On-Camera People Detection

RealSense D500 Series – People Detection

Real-time people detection running entirely on the RealSense D555 camera SoC. Zero inference cost on the host. Dedicated ROS 2 DDS topic. 53 ms end-to-end latency. Available today on D555 and rolling out to the rest of the D500 series.

Key Metrics

53 ms

End-to-end latency measured at the host

0%

Host AI compute — everything runs on-camera

D500+

Live on D555 today; D500 series next

Overview & live demo

People detection inside the camera, inference runs on the D555 SoC, results stream out on a dedicated native ROS topic or RealSense’s SDK. The demo footage referenced below was recorded on a D555 under ambient indoor lighting, with people walking through the field of view and detection running continuously.
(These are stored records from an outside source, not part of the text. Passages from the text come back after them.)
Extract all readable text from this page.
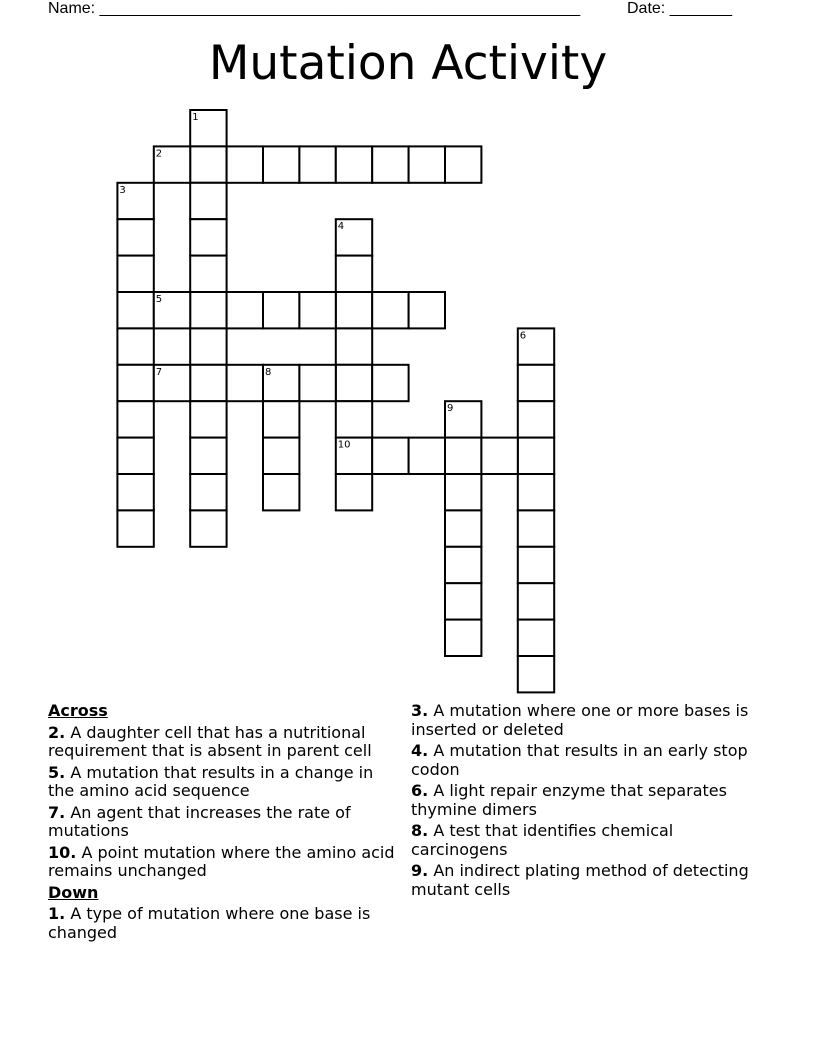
Name: ______________________________________________________	Date: _______
Mutation Activity
1
2
3
4
5
6
7	8
9
10
Across
2. A daughter cell that has a nutritional requirement that is absent in parent cell
5. A mutation that results in a change in the amino acid sequence
7. An agent that increases the rate of mutations
10. A point mutation where the amino acid remains unchanged
Down
1. A type of mutation where one base is changed
3. A mutation where one or more bases is inserted or deleted
4. A mutation that results in an early stop codon
6. A light repair enzyme that separates thymine dimers
8. A test that identifies chemical carcinogens
9. An indirect plating method of detecting mutant cells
Why this matters now. People detection is one of the first on-device perception model in the Perception Studio catalog and the proof point that the D500 series can host meaningful real-time valuable AI Perception features.

 Why on-camera inference

Running detection on the camera changes three things customers care about: latency, bandwidth, and integration cost.

Host-side inference (the traditional approach)

  • Burns host CPU/GPU you need for additional AI applications
  • Adds host-side preprocessing and copy overhead
  • Bandwidth = full-resolution RGB at 30 fps
  • Latency = camera + bus + queueing + inference + return

On-camera inference (this feature)

  • Zero CPU/GPU cost on the host for inference
  • Per-frame output is a small JSON payload, not a video stream
  • 53 ms end-to-end latency, measured at the host
  • RGB stream can be subscribed independently, or not at all

For service robots, cobots, Humanoids and AMRs that already have a Jetson running a planning and navigation stack and other AI inferences, this is the difference between “we’d add people detection if we had host headroom” and “we have people detection today, on the camera.”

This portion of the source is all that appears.